In the midst of growing quest for national ownership for development funding, the US government also announced the establishment of a new Office of Global Health Diplomacy at the State Department. Hillary Clinton said the office will coordinate “diplomatic engagement and provide our ambassadors with the tools and information they need to have a greater impact where the real healthcare work is happening on the ground”.
Clinton also praised an initiative in Haiti that brought sewing machines to Caracol, the impoverished country’s new industrial park, so that the 800 employees of one of Korea’s largest garment manufacturers could get to work. Most of those workers are women, she said, and most have never held formal employment before.

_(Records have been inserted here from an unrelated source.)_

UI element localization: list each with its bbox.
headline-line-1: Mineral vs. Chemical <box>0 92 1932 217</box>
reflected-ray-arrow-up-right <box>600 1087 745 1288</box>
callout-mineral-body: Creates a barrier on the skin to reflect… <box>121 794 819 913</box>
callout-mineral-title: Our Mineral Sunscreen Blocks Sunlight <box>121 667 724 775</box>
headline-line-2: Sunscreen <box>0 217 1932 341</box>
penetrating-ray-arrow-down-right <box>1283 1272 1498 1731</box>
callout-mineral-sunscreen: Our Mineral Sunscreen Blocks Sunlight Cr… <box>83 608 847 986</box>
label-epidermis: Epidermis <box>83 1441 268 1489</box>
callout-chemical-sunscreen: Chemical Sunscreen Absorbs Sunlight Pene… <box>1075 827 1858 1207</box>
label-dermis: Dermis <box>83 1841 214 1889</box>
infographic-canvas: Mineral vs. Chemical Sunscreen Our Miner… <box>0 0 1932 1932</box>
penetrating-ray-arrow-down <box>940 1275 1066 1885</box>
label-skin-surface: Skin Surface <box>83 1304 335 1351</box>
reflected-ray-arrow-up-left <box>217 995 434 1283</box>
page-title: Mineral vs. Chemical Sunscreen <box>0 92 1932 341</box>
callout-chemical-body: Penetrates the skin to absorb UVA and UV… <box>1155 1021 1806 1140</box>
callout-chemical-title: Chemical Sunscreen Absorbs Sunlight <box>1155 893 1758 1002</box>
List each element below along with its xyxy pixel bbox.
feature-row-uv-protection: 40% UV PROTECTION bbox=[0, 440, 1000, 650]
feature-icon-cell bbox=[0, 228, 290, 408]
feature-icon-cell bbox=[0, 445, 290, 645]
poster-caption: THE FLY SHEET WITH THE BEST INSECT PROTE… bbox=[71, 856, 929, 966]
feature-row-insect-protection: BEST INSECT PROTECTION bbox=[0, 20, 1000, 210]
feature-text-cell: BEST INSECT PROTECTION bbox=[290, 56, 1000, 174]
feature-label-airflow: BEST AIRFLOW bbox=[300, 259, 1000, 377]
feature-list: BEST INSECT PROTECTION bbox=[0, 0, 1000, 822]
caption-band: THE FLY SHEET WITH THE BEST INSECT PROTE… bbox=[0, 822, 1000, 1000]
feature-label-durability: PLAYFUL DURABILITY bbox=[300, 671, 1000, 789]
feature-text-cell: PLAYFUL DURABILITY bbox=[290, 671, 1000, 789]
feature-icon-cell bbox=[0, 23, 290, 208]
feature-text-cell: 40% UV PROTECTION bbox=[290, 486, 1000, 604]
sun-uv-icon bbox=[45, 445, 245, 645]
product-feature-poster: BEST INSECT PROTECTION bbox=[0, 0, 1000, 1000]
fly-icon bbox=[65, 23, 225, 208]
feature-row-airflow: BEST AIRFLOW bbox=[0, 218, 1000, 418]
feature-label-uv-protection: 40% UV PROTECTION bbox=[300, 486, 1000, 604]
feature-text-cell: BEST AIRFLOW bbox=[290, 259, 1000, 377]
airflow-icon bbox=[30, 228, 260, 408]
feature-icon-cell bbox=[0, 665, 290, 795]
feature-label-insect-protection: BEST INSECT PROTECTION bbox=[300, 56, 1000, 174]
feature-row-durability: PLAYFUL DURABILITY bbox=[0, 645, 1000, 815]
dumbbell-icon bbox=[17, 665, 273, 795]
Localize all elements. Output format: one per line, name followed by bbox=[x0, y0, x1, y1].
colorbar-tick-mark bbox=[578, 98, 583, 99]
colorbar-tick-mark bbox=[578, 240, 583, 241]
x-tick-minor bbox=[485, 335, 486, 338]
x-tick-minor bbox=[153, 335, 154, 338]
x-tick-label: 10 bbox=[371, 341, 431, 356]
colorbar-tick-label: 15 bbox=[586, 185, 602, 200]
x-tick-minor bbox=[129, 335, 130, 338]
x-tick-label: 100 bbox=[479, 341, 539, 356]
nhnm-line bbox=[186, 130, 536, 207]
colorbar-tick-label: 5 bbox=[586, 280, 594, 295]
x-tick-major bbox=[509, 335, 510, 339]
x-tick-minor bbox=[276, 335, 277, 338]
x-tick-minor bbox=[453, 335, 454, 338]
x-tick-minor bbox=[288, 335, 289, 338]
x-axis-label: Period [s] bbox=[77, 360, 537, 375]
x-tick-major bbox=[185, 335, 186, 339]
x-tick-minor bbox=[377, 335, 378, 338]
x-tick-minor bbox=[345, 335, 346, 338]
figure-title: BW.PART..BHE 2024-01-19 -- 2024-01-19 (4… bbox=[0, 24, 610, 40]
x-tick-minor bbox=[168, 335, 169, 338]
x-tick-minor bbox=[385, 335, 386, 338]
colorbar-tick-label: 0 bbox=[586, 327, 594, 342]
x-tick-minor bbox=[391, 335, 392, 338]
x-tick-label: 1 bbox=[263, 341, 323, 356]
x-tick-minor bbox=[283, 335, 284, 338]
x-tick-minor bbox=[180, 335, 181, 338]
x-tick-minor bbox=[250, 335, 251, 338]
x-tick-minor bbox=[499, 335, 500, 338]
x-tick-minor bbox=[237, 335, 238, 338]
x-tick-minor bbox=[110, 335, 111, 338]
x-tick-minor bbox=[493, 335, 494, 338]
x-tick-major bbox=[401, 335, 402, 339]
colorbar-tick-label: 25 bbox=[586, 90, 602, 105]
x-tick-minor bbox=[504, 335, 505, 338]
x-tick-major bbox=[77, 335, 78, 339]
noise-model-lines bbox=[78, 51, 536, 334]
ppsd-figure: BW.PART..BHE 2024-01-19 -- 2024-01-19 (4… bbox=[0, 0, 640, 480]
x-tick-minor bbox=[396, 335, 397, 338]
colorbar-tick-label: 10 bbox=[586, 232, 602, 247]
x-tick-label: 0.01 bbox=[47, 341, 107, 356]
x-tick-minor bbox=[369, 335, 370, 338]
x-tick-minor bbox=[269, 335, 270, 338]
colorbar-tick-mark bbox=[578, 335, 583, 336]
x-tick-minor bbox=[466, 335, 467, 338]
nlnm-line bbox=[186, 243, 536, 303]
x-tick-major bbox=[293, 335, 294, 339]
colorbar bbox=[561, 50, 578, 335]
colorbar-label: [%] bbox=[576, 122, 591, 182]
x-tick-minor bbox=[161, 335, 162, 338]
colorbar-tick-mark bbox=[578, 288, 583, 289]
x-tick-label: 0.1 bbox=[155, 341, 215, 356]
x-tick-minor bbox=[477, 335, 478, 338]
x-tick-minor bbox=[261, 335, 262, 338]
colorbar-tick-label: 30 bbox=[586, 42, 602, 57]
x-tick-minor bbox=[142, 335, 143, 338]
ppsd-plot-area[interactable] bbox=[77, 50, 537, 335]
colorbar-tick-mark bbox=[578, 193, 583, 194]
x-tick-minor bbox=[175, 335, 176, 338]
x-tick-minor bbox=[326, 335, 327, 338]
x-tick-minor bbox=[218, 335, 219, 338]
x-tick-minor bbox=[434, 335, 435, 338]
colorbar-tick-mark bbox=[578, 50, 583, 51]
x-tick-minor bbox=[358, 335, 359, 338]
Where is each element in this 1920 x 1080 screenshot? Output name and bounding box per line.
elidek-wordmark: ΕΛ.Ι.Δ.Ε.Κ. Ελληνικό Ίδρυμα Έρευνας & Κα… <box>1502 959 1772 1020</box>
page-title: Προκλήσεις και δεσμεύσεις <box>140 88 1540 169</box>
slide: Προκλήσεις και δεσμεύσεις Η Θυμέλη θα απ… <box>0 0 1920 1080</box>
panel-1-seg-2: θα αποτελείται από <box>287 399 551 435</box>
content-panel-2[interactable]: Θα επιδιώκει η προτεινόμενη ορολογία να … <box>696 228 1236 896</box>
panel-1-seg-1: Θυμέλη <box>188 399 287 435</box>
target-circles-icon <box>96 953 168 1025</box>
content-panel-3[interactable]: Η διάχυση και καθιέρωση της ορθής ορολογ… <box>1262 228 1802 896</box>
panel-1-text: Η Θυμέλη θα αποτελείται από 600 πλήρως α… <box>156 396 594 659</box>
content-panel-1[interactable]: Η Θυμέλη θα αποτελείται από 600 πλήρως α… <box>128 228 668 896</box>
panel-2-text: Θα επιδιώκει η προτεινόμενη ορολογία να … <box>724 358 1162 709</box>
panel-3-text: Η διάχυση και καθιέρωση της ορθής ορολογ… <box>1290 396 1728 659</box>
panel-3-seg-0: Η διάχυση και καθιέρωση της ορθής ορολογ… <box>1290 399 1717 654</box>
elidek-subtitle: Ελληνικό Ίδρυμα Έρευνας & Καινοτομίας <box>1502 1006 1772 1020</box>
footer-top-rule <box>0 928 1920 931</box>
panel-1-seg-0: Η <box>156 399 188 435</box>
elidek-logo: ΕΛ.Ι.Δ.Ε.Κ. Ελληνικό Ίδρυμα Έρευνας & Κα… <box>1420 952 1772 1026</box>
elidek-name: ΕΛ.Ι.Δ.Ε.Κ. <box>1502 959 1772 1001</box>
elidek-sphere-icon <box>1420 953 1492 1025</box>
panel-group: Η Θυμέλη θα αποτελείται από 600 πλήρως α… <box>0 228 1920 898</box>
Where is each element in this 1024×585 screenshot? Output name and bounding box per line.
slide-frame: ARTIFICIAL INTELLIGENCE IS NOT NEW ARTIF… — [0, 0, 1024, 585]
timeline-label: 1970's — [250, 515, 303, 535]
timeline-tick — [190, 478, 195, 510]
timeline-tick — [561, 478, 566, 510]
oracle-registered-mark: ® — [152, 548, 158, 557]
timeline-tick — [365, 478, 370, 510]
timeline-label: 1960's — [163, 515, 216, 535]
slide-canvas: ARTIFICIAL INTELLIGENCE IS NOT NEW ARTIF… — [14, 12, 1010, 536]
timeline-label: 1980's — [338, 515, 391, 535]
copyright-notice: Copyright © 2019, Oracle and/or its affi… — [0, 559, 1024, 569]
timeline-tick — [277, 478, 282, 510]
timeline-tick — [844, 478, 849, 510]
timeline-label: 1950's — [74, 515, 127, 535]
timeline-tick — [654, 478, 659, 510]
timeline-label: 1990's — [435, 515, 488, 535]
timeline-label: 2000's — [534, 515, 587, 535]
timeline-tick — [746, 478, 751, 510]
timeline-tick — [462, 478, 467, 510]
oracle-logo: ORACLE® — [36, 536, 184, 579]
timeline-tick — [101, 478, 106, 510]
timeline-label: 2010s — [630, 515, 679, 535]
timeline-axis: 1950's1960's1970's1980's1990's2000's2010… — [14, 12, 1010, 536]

While public-private partnerships are key to creating jobs, fostering the fundamental building blocks of struggling countries is a responsibility the wealthy need to take on, Clinton said.
“They don’t invest in public schools and public hospitals and other kinds of development internally,” Clinton said of the elite. “So, it means for leaders telling powerful people things they don’t want to hear. It means being transparent about budgets and revenues and bringing corruption to light.”